Er fährt fort: «Selbstverständlich lese oder kontrolliere ich die E-Mails meiner Mitarbeitenden nicht.» Und selbstverständlich habe sein Departement Massnahmen gegen Indiskretionen ergriffen und als einziges Departement mehrfach Strafanzeige eingereicht, so Berset weiter.

Bersets Familie wurde bedroht

Alain Berset argumentiert im Gespräch mit dem Tages-Anzeiger, die Indiskretionen seien gar nicht in seinem Sinn gewesen. Wenn im Voraus eine Massnahme bekannt worden sei, die er vorgeschlagen habe, dann sei der Druck auf ihn massiv gestiegen. Es habe Drohungen gegen seine Familie gegeben, die im direkten Zusammenhang mit der Berichterstattung über ihn gestanden hätten, so der Bundesrat.

Auf Nachfrage präzisiert er: «Es wurde konkret meine Familie bedroht, mit einem Ultimatum, ich solle bis zu einem bestimmten Zeitpunkt auf einen Vorschlag öffentlich verzichten.» Die Namen seiner Kinder und seine Privatadresse seien erwähnt worden. «Und jetzt wird allen Ernstes insinuiert, ich hätte irgendwie selbst Indiskretionen organisiert?»

Solche Vorfälle hätten ihn schwer belastet, erzählt er weiter. Zweimal habe er seinen Mitarbeitenden gesagt: «Ich kann nicht mehr, der Preis ist zu hoch.» Beide Male hätten sie dann eine Lösung gefunden.

Berset gibt sich überzeugt, dass die Indiskretionen seine Arbeit erschwert hätten. Und nicht, wie viele geschrieben haben, seinen Ideen im Voraus Schub verliehen haben.
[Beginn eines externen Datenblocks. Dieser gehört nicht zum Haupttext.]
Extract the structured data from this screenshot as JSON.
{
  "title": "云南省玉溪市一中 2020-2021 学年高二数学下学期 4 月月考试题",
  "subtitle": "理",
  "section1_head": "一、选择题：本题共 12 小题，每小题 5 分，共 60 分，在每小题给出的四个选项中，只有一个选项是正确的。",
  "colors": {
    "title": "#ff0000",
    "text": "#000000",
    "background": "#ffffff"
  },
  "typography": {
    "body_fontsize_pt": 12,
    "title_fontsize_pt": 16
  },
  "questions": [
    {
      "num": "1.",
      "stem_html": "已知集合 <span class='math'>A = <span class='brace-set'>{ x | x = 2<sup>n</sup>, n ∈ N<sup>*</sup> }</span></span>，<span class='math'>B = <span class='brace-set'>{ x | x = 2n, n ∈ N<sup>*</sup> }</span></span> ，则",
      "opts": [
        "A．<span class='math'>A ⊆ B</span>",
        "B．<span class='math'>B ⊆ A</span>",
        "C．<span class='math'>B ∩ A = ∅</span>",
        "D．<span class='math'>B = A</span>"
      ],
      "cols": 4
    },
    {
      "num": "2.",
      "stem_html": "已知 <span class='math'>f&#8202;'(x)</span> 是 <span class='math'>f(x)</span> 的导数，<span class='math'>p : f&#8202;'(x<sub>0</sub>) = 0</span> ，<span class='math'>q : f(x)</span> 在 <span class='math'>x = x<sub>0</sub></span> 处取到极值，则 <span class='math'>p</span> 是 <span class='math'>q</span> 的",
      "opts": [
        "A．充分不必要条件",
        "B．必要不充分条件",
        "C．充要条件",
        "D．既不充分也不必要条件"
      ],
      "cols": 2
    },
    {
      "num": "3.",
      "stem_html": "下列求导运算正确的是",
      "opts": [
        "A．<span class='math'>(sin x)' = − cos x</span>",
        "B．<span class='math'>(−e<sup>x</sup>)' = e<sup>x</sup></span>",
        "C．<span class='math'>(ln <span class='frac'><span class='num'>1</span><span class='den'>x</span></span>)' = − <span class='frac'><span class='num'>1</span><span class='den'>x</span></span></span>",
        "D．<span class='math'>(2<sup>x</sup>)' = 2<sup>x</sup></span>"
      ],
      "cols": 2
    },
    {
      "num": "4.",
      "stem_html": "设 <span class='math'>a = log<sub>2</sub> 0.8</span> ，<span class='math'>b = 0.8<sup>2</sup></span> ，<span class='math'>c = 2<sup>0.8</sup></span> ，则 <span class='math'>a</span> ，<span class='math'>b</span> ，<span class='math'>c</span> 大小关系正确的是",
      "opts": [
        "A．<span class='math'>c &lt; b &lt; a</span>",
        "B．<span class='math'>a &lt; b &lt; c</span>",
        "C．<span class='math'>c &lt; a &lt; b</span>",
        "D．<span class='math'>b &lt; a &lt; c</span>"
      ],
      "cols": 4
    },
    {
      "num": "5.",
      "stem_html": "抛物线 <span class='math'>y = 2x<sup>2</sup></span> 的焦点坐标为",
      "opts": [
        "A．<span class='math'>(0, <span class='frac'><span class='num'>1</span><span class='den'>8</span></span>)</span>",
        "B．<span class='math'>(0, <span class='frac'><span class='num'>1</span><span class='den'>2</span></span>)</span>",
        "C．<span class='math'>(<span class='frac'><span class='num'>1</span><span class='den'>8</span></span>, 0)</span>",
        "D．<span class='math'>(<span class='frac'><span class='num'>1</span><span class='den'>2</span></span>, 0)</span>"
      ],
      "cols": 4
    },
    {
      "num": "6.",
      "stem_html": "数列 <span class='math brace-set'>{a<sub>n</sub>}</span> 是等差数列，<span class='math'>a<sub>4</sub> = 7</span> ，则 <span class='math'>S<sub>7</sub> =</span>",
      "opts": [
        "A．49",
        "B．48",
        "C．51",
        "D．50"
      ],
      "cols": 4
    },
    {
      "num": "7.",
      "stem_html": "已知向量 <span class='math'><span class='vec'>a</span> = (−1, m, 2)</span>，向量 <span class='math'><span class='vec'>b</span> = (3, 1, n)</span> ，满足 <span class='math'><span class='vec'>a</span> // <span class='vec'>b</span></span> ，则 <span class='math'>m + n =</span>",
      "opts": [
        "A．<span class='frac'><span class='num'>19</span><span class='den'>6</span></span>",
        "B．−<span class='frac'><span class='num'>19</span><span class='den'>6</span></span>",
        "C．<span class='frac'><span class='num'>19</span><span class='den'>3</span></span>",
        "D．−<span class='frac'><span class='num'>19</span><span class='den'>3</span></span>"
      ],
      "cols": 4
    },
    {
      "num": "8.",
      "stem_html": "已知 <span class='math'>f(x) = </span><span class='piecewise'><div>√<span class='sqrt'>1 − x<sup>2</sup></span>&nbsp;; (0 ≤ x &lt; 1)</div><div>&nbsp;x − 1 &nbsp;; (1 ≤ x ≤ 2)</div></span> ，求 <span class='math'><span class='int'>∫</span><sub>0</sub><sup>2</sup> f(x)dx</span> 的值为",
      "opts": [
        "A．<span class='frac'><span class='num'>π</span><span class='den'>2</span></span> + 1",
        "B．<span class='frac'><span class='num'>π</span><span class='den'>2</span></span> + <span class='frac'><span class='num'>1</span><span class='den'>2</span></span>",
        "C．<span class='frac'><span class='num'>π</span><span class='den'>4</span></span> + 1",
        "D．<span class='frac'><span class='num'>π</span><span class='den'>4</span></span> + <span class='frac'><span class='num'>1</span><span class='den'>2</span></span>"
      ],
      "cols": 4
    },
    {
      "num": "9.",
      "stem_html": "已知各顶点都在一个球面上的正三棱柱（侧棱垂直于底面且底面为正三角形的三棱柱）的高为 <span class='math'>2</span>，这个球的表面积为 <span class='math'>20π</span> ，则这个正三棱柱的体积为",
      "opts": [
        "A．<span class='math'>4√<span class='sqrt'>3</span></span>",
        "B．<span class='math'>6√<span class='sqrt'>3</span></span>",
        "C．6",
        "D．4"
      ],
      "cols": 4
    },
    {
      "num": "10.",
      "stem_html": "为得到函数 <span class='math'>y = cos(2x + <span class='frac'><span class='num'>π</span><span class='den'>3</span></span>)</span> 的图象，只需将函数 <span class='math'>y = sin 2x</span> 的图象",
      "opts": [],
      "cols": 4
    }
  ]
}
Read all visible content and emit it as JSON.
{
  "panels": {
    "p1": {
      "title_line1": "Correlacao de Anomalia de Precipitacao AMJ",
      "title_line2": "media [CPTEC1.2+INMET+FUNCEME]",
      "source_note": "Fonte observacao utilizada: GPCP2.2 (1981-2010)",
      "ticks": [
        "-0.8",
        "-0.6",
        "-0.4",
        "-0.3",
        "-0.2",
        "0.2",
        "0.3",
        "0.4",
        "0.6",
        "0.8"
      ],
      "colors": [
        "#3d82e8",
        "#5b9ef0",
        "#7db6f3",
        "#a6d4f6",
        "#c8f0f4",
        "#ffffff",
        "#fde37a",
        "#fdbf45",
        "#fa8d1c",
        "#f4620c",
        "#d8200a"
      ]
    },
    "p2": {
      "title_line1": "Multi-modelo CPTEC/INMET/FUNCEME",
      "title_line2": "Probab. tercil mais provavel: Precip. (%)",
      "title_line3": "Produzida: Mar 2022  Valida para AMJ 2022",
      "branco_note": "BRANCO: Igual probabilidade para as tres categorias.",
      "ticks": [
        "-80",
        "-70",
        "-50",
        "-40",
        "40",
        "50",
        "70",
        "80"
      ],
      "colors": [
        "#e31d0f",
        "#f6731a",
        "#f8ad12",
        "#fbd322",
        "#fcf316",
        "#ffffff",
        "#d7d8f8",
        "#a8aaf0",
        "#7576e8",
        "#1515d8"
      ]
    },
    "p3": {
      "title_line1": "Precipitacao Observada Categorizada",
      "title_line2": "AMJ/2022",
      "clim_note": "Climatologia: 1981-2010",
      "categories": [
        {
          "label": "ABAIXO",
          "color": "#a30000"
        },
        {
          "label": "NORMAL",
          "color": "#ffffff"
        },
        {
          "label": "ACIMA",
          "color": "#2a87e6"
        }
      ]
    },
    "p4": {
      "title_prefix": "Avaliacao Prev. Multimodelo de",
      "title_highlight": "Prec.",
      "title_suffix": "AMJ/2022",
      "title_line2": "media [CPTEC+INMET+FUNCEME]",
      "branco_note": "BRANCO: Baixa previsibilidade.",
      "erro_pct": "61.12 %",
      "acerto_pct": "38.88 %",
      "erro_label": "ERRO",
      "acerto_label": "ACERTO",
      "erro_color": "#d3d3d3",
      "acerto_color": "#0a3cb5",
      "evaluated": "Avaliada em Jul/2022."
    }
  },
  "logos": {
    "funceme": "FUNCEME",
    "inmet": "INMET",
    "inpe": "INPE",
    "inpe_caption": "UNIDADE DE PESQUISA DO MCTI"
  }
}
Die Indiskretionen hätten die Kommunikation der Massnahmen gestört und seine Position geschwächt, argumentiert der Innenminister.

Rücktritt schon lang geplant

Das Vertrauen innerhalb der Landesregierung sei inzwischen wieder hergestellt, so Berset. Im Januar habe es tatsächlich unter den Vorwürfen gelitten.

Ob er wegen der GPK-Untersuchung zu den Corona-Leaks seinen Rücktritt angekündigt habe, wollen die Medienschaffenden abschliessend wissen. Alain Berset verneint dezidiert. Er habe von Anfang an gesagt, dass er acht oder zwölf Jahre Bundesrat bleibe. Nun tritt er am Ende seiner dritten Legislatur ab. 

Im Übrigen sei er überzeugt gewesen, dass die GPK in seinem Departement nichts finden würde, was ihm zum Vorwurf gemacht werden könne. «Ich wusste ganz genau, was dieser Bericht über mein Departement zeigen kann und was nicht. Ich hatte nie Angst davor.»